Imagine writing a scene in which a character is preparing to step outdoors on a chilly autumn day. If I write: “his jacket sleeves gave birth to hands as he slid his arms through the corridors of insulating warmth,” you can bet it’s unlike anyone else’s work. It’s entirely unique. But it’s also awful and awkward. It’s adequate to say “he slipped into his jacket.” 

Another way this can happen (especially in speculative fiction) is when a writer insists on inventing a new word to denote an object or idea that already exists. For example, if you’re writing a steampunk crime thriller, it’s fine to call a pistol a pistol. You don’t need to call them “prill launchers.” If your story features corpses coming back to life, the name “zombie” is preferable to something like “shamblers” or “grave dodgers.”

That’s not to say you can’t add some depth and dimension to your world by adding in some fun new slang terms, but don’t make those terms the primary terms you use to identify key information to your readers. 

Calling it quits

Yes, in the most literal and obvious sense, if you quit writing completely, that means you won’t have new work to submit or publish.
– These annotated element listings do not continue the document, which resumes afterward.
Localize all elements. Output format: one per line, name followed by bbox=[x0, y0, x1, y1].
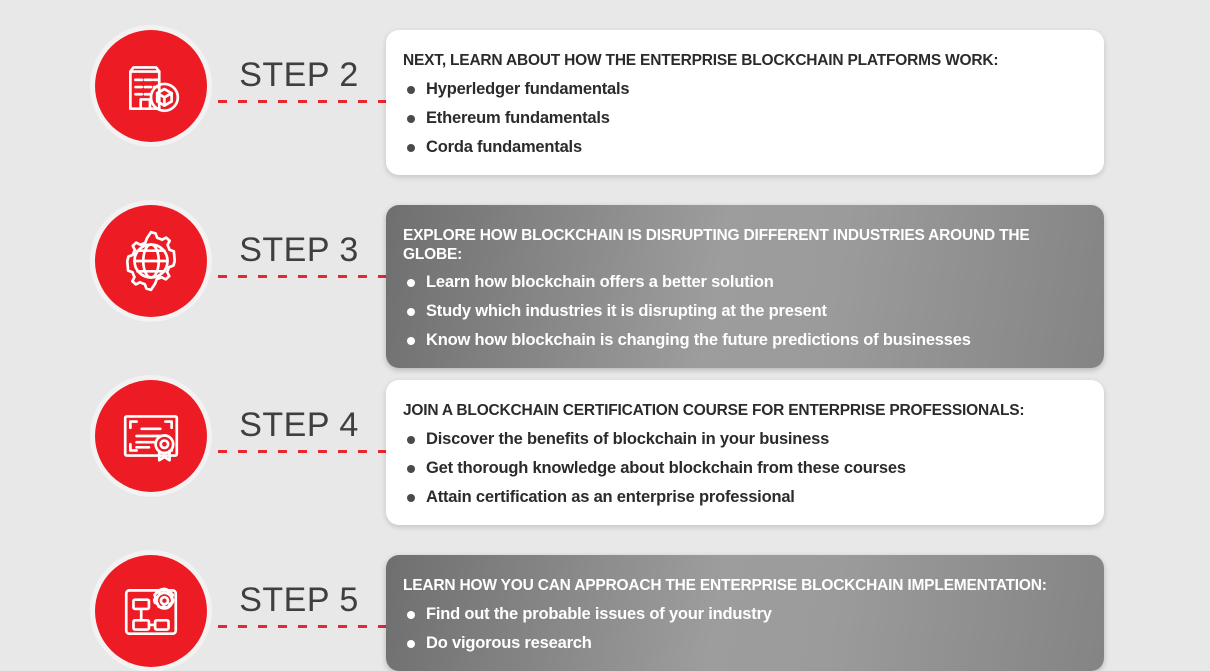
bullet-item: Ethereum fundamentals bbox=[403, 109, 1080, 128]
certificate-award-icon bbox=[118, 403, 184, 469]
dashed-connector bbox=[218, 275, 386, 278]
globe-gear-icon bbox=[118, 228, 184, 294]
card-heading: NEXT, LEARN ABOUT HOW THE ENTERPRISE BLO… bbox=[403, 52, 1080, 71]
bullet-item: Hyperledger fundamentals bbox=[403, 80, 1080, 99]
step-label: STEP 4 bbox=[214, 406, 384, 445]
bullet-item: Attain certification as an enterprise pr… bbox=[403, 488, 1080, 507]
bullet-item: Know how blockchain is changing the futu… bbox=[403, 331, 1080, 350]
step-label-group: STEP 4 bbox=[214, 380, 384, 492]
card-bullet-list: Find out the probable issues of your ind… bbox=[403, 605, 1080, 653]
step-label-group: STEP 5 bbox=[214, 555, 384, 667]
bullet-item: Study which industries it is disrupting … bbox=[403, 302, 1080, 321]
bullet-item: Find out the probable issues of your ind… bbox=[403, 605, 1080, 624]
flowchart-gear-icon bbox=[118, 578, 184, 644]
card-bullet-list: Learn how blockchain offers a better sol… bbox=[403, 273, 1080, 350]
step-label: STEP 3 bbox=[214, 231, 384, 270]
card-heading: LEARN HOW YOU CAN APPROACH THE ENTERPRIS… bbox=[403, 577, 1080, 596]
step-label-group: STEP 2 bbox=[214, 30, 384, 142]
bullet-item: Do vigorous research bbox=[403, 634, 1080, 653]
step-icon-badge bbox=[95, 380, 207, 492]
infographic-canvas: STEP 2 NEXT, LEARN ABOUT HOW THE ENTERPR… bbox=[0, 0, 1210, 640]
step-card: EXPLORE HOW BLOCKCHAIN IS DISRUPTING DIF… bbox=[386, 205, 1104, 368]
bullet-item: Corda fundamentals bbox=[403, 138, 1080, 157]
card-bullet-list: Discover the benefits of blockchain in y… bbox=[403, 430, 1080, 507]
step-label-group: STEP 3 bbox=[214, 205, 384, 317]
card-heading: EXPLORE HOW BLOCKCHAIN IS DISRUPTING DIF… bbox=[403, 227, 1080, 264]
building-cube-icon bbox=[118, 53, 184, 119]
dashed-connector bbox=[218, 450, 386, 453]
card-bullet-list: Hyperledger fundamentals Ethereum fundam… bbox=[403, 80, 1080, 157]
step-label: STEP 5 bbox=[214, 581, 384, 620]
step-label: STEP 2 bbox=[214, 56, 384, 95]
step-icon-badge bbox=[95, 30, 207, 142]
card-heading: JOIN A BLOCKCHAIN CERTIFICATION COURSE F… bbox=[403, 402, 1080, 421]
step-card: LEARN HOW YOU CAN APPROACH THE ENTERPRIS… bbox=[386, 555, 1104, 671]
dashed-connector bbox=[218, 100, 386, 103]
bullet-item: Learn how blockchain offers a better sol… bbox=[403, 273, 1080, 292]
step-icon-badge bbox=[95, 555, 207, 667]
step-icon-badge bbox=[95, 205, 207, 317]
bullet-item: Get thorough knowledge about blockchain … bbox=[403, 459, 1080, 478]
step-card: JOIN A BLOCKCHAIN CERTIFICATION COURSE F… bbox=[386, 380, 1104, 525]
dashed-connector bbox=[218, 625, 386, 628]
bullet-item: Discover the benefits of blockchain in y… bbox=[403, 430, 1080, 449]
step-card: NEXT, LEARN ABOUT HOW THE ENTERPRISE BLO… bbox=[386, 30, 1104, 175]
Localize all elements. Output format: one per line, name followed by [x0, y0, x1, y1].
But that’s not quite what I’m referring to here.

Here’s a challenge: Find a YouTube channel that showcases an artistic endeavor, like a musician producing songs, an engineer making a silly invention, or a carpenter building a desk. The one thing they will all have in common is a process of revision and correction. Even if they don’t show that process (though many will) they all have one. 

Inventors prototype. Filmmakers storyboard. Visual artists sketch. And writers draft.

If you call it quits after a first draft, your writing will never excel. That probably sounds pretty harsh, but the publishing world is a harsh place—or at least it can be. You need to mentally prepare yourself for many rounds of revision. The first draft you triumphantly finished may bear only a passing resemblance to the work you eventually publish. Take a large bite of humble pie and realize that you can’t call it quits until you’ve really put in the work to polish the piece. 


No writer is perfect. The closest we can get is to keep pushing forward, and allow others to speak into our work to help us find and fix mistakes. My hope is that you, by reading this post, are helped to find and fix these rookie mistakes (that I still sometimes make).